SstmpDB: a database of single-spanning transmembrane proteins
Received 30 July 2013; Accepted 6 September 2013; Published 14 October 2013
Competing interests: the authors have declared that no competing interests exist.
Motivation and Objectives
Membrane proteins represent ca. 20–30% of both eukaryotic and prokaryotic proteomes. They play crucial roles in cell survival and cell communication, as they function as transporters, receptors, anchors and enzymes. More than 30% of all prescribed drugs are targeting membrane proteins. Transmembrane proteins either span the membrane once (single-spanning membrane proteins) or several times (multi-spanning membrane proteins). Single-spanning proteins are classified into four types I, II, III and IV, depending on their topology and membrane targeting (Hedin et al., 2011). They are very important functionally, involved in the presentation of antigens to the immune system, they are calcium-dependent cell adhesion proteins, they play a role in septum formation and they have many more specific, crucial roles.
The key objective of this project was the collection of all available to date single pass transmembrane proteins and the construction of a database and a web interface for storing and handling these proteins. Also, a functional clustering was performed, aiming at the creation/discovery of novel functional clusters/families, for all single-pass transmembrane protein types.
For functional clustering, modern NLP algorithms (e.g., Latent Semantic Analysis, LSA) (Landauer et al., 1998) and common techniques for statistical data analysis/clustering, such as k-means clustering using MATlab (Zeimpekis et al., 2006), were used. As input, pre-processed datasets of the field Function of the Uniprot/Swiss-Prot files, for all single-pass transmembrane proteins were utilised.
Results and Discussion
SstmpDB currently contains 10,250 proteins from 344 organisms and provides information such as their sequence, their type, the functional family they belong to, isoforms, etc. From the web interface of the database, the user has the ability to search entries by Uniprot AC, type and organism and a more advanced search is also available. All data are downloadable in FASTA, text and tab delimited format for each entry or several entries, at will. The web site also allows BLAST searches against the database and contains a detailed manual as supporting material. SstmpDB is the first publicly available database that collects and provides information about single-spanning membrane proteins.
Figure 1. Display of data entry 10429. Protein attributes, features and sequence with transmembrane section (382-402) are shown.

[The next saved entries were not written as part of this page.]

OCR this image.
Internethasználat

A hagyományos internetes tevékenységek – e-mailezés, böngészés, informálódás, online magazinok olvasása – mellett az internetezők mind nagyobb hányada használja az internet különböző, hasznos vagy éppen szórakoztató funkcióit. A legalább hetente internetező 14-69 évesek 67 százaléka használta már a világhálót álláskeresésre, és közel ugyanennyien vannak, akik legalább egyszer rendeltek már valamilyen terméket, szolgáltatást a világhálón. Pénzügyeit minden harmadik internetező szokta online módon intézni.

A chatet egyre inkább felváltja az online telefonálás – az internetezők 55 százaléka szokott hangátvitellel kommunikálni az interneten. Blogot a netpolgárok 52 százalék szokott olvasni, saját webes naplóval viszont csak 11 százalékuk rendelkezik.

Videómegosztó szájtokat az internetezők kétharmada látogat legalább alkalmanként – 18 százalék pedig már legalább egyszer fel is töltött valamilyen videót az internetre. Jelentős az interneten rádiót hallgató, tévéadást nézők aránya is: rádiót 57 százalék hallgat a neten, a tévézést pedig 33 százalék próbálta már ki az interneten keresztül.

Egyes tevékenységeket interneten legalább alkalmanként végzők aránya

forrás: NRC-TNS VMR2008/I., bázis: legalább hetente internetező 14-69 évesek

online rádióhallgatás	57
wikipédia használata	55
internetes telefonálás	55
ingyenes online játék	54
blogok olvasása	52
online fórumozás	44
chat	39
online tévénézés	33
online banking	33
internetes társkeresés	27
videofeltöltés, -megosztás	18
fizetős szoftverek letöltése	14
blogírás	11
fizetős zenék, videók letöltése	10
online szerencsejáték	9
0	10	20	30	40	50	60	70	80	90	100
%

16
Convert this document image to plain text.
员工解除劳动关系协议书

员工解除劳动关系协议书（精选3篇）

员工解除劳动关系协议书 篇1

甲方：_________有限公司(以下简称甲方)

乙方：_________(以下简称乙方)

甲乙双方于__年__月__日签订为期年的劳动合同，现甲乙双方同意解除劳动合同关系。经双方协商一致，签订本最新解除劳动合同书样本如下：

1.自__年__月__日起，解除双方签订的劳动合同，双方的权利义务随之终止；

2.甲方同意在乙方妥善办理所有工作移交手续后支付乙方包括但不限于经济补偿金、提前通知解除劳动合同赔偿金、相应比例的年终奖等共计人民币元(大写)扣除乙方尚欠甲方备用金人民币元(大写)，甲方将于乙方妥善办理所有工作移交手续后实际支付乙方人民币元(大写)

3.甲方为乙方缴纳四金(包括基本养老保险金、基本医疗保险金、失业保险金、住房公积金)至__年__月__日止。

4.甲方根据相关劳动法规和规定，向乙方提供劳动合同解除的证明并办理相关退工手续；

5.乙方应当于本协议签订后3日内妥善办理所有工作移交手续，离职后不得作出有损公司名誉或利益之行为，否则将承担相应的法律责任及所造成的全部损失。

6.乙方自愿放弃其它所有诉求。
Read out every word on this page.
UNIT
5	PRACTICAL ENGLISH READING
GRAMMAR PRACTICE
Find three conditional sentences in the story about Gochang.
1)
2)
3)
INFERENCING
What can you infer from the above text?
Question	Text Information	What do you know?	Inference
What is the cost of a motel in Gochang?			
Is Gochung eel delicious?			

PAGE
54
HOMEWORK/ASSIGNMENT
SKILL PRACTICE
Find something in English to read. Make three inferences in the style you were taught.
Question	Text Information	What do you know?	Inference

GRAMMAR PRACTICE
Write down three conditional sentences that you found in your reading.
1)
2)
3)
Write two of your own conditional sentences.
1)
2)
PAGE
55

This work was funded by the SYNERGASIA 2009 PROGRAMME, co-funded by the European Regional Development Fund and National resources (Project Code 09SYN-13-999), General Secretariat for Research and Technology of the Greek Ministry of Education and Religious Affairs, Culture and Sports.
Hedin L, Illergård K, et al. (2011) An introduction to membrane proteins. J Proteome Res 10(8), 3324-3331. doi: 10.1021/pr200145a.
Landauer T, Foltz P, et al. (1998) Introduction to Latent Semantic Analysis. Discourse Processes 25, 259-284.
The UniProt Consortium. Reorganizing the protein space at the Universal Protein Resource (UniProt). (2012) Nucleic Acids Res. 40, D71-D75. doi: 10.1093/nar/gkr981.
Zeimpekis D, Gallopoulos E (2006) TMG: A MATLAB Toolbox for Generating Term-Document Matrices from Text Collections. In: Kogan J, Nicholas C, Teboulle M, (Eds.), Grouping Multidimensional Data: Recent Advances in Clustering, Springer, Berlin, 187-210.